E.   Pancasila sebagai Sistem Etika

          Etika politik sebagai cabang dari etika sosial dengan demikian membahas kewajiban dan norma-norma dalam kehidupan politik, yaitu bagaimana seseorang dalam suatu masyarakat kenegaraan (yang menganut sistem politik tertentu) berhubungan secara politik dengan orang atau kelompok masyarakat lain.
          Dalam melaksanakan hubungan politik itu seseorang harus mengetahui dan memahami norma-norma dan kewajiban-kewajiban yang harus dipatuhi. Dan pancasila memegang peranan dalam perwujudan sebuah sistem etika yang baik di negara ini. Disetiap saat dan dimana saja kita berada kita diwajibkan untuk beretika disetiap tingkah laku kita. Seperti tercantum di sila ke dua “kemanusian yang adil dan beadab” tidak dapat dipungkiri bahwa kehadiran pancasila dalam membangun etika bangsa ini sangat berandil besar, Setiap sila pada dasarnya merupakan azas dan fungsi sendiri-sendiri, namun secara keseluruhan merupakan suatu kesatuan yang sistematik.
          Pancasila adalah suatu kesatuan yang majemuk tunggal, setiap sila tidak dapat berdiri sendiri terlepas dari sila lainnya, diantara sila satu dan lainnya tidak saling bertentangan.Inti dan isi Pancasila adalah manusia monopluralis yang memiliki unsur-unsur susunan kodrat (jasmani –rohani), sifat kodrat (individu-makhluk sosial), kedudukan kodrat sebagai pribadi berdiri sendiri, yaitu makhluk Tuhan Yang Maha Esa.Unsur-unsur hakekat manusia merupakan suatu kesatuan yang bersifat organis dan harmonis, dan setiap unsur memiliki fungsi masing-masing namun saling berhubungan. Pancasila merupakan penjelmaan hakekat manusia monopluralis sebagai kesatuan organis.
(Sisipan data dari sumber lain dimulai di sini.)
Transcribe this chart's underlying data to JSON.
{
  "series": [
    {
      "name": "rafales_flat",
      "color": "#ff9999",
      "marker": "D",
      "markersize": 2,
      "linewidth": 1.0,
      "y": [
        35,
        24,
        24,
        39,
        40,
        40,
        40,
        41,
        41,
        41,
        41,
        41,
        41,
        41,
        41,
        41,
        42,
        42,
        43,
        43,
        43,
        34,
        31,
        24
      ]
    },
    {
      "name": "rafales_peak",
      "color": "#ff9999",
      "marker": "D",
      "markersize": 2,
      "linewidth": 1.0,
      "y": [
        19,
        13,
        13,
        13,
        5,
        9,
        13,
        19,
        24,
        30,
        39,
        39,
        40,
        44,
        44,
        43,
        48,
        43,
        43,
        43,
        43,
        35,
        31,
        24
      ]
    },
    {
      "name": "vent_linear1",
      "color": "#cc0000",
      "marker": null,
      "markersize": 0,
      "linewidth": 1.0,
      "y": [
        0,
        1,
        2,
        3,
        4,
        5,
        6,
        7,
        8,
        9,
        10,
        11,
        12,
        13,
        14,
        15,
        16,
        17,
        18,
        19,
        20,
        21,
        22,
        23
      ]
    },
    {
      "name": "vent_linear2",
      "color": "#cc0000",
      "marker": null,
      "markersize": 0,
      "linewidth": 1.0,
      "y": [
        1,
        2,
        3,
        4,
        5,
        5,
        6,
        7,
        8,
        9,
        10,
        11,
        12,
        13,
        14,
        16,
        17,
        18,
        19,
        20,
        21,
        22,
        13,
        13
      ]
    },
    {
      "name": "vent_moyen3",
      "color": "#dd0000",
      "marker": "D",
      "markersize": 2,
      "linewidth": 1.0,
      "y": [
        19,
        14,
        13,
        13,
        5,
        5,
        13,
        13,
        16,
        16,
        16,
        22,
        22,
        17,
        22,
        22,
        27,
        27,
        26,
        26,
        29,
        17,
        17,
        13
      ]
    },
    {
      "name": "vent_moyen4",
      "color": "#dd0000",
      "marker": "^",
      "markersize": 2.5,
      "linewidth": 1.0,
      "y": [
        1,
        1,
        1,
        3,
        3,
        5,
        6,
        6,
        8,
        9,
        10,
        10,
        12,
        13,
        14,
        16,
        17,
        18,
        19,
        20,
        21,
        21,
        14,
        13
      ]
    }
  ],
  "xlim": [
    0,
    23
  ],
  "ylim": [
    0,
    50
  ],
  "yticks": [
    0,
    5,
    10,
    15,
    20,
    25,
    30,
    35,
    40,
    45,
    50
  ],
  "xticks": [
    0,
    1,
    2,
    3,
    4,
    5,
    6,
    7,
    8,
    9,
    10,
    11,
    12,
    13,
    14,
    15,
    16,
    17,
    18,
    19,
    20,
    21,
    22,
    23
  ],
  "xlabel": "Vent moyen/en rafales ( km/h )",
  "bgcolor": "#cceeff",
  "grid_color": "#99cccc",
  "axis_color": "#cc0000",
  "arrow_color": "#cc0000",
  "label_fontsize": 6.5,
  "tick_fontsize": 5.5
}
F.    Nilai-nilai Pancasila Sebagai Sumber Etika Politik

              Sebagai dasar filsafah negara pancasila tidak hanya merupakan sumber derivasi peraturan perundang-undangan, malainkan juga merupakan sumber moraliatas terutama dalam hubunganya dengan legitimasi kekuasaan, hukum serta sebagai kebijakan dalam pelaksanaan dan penyelenggaraan negara. Sila pertama “Ketuhanan Yang Maha Esa” serta sila ke dua “kemanusiaan yang adoil dan beradab” adalah merupakan sumber nilai-nilai moral bagi kehidupan berbangsa dan bernegara.
              Dalam pelaksanaan dan penyelenggaraan negara, Etika politik menuntut agar kekuasaan dalam negara dijlankan sesuai dengan Asas legalitas (Legitimasi hukum) , secara demokrasi (legitimasi demokrasi) dan dilaksanakan berdasrkan prinsip-prinsip moral (legitimasi moral). Pancasila sebagai suatu sistem filsafat memiliki tiga dasar tersebut. Dalam pelaksanaan dan penyelenggaraan negara baik menyangkut kekuasaan, kebijaksanaan yang menyangkut publik, pembagian serta kewenagan harus berdasarkan legitimimasi moral religius serta moral kemanusiaan. Dalam pelaksanaan dan penyelenggaran negara, segala kebijakan, kekuasaan, kewenangan, serta pembagian senantiasa harus berdasarkan atas hukum yang berlaku.
              Etika politik ini harus direalisasikan oleh setiap individu yang ikut terlibat secara kongkrit dalam pelaksanaan pemerintahan Negara.